Asynchronous Execution
CUDA execution mode where operations return immediately to the CPU without waiting for their completion on the GPU. Asynchronous execution allows overlapping computations and transfers to maximize GPU utilization.
Texture Memory
Memory optimized for 2D or 3D spatial locality accesses, with automatic data caching. Texture memory is particularly efficient for image processing and accesses with low coherence.
Constant Memory
Read-only memory optimized for broadcast accesses where all threads read the same value simultaneously. It is particularly efficient when all threads in a warp access the same address.
Occupancy
Measure of the ratio between the number of active warps and the maximum number of warps that can be resident on a Streaming Multiprocessor. High occupancy does not necessarily guarantee better performance but helps hide latency.
Atomic Operations
Read-modify-write operations executed atomically on global or shared memory, guaranteeing no conflicts between threads.
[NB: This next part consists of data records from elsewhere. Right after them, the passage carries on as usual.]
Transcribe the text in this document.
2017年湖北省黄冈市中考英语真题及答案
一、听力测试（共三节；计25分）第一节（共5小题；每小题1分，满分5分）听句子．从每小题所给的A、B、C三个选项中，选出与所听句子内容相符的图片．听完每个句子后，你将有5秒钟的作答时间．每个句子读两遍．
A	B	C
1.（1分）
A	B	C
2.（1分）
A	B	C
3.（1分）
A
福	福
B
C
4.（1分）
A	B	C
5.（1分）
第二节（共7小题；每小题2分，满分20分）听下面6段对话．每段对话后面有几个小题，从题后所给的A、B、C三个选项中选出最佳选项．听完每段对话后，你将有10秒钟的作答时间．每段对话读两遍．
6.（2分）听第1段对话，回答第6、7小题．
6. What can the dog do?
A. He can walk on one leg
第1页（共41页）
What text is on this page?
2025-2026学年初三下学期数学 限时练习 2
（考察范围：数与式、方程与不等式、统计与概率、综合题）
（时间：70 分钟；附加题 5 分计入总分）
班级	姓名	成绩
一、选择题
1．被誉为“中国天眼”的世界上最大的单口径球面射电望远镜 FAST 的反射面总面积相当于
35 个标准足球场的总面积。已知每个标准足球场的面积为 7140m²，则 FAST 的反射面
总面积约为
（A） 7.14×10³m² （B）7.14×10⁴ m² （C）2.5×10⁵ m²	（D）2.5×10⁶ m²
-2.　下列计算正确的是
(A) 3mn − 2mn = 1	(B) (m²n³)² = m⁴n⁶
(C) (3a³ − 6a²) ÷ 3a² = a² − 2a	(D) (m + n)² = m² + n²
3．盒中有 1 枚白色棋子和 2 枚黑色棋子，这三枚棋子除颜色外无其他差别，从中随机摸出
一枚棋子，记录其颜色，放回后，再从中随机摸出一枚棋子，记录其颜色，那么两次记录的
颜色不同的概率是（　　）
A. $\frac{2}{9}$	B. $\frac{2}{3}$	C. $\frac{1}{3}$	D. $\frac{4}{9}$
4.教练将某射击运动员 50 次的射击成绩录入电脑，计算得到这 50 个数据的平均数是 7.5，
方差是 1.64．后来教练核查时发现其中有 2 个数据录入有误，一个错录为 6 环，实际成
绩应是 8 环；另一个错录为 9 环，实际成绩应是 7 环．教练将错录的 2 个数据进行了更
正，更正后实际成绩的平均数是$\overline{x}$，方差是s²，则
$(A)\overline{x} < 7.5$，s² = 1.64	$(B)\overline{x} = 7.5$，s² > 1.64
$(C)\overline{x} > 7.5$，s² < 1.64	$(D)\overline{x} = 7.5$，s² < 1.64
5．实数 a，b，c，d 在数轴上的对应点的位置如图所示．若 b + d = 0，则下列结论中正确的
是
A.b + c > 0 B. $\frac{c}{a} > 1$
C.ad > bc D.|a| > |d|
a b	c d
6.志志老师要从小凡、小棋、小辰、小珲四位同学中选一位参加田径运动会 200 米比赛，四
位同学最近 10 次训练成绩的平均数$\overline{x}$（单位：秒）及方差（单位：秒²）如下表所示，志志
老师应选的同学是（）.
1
They are essential for reductions and concurrent data updates.
cuBLAS
CUDA Basic Linear Algebra Subroutines library providing optimized GPU implementations for basic linear algebra operations. cuBLAS significantly accelerates matrix and vector computations on NVIDIA architectures.
cuFFT
CUDA Fast Fourier Transform library offering high-performance GPU implementations for discrete Fourier transforms. cuFFT supports 1D, 2D, and 3D transformations with different precisions and sizes.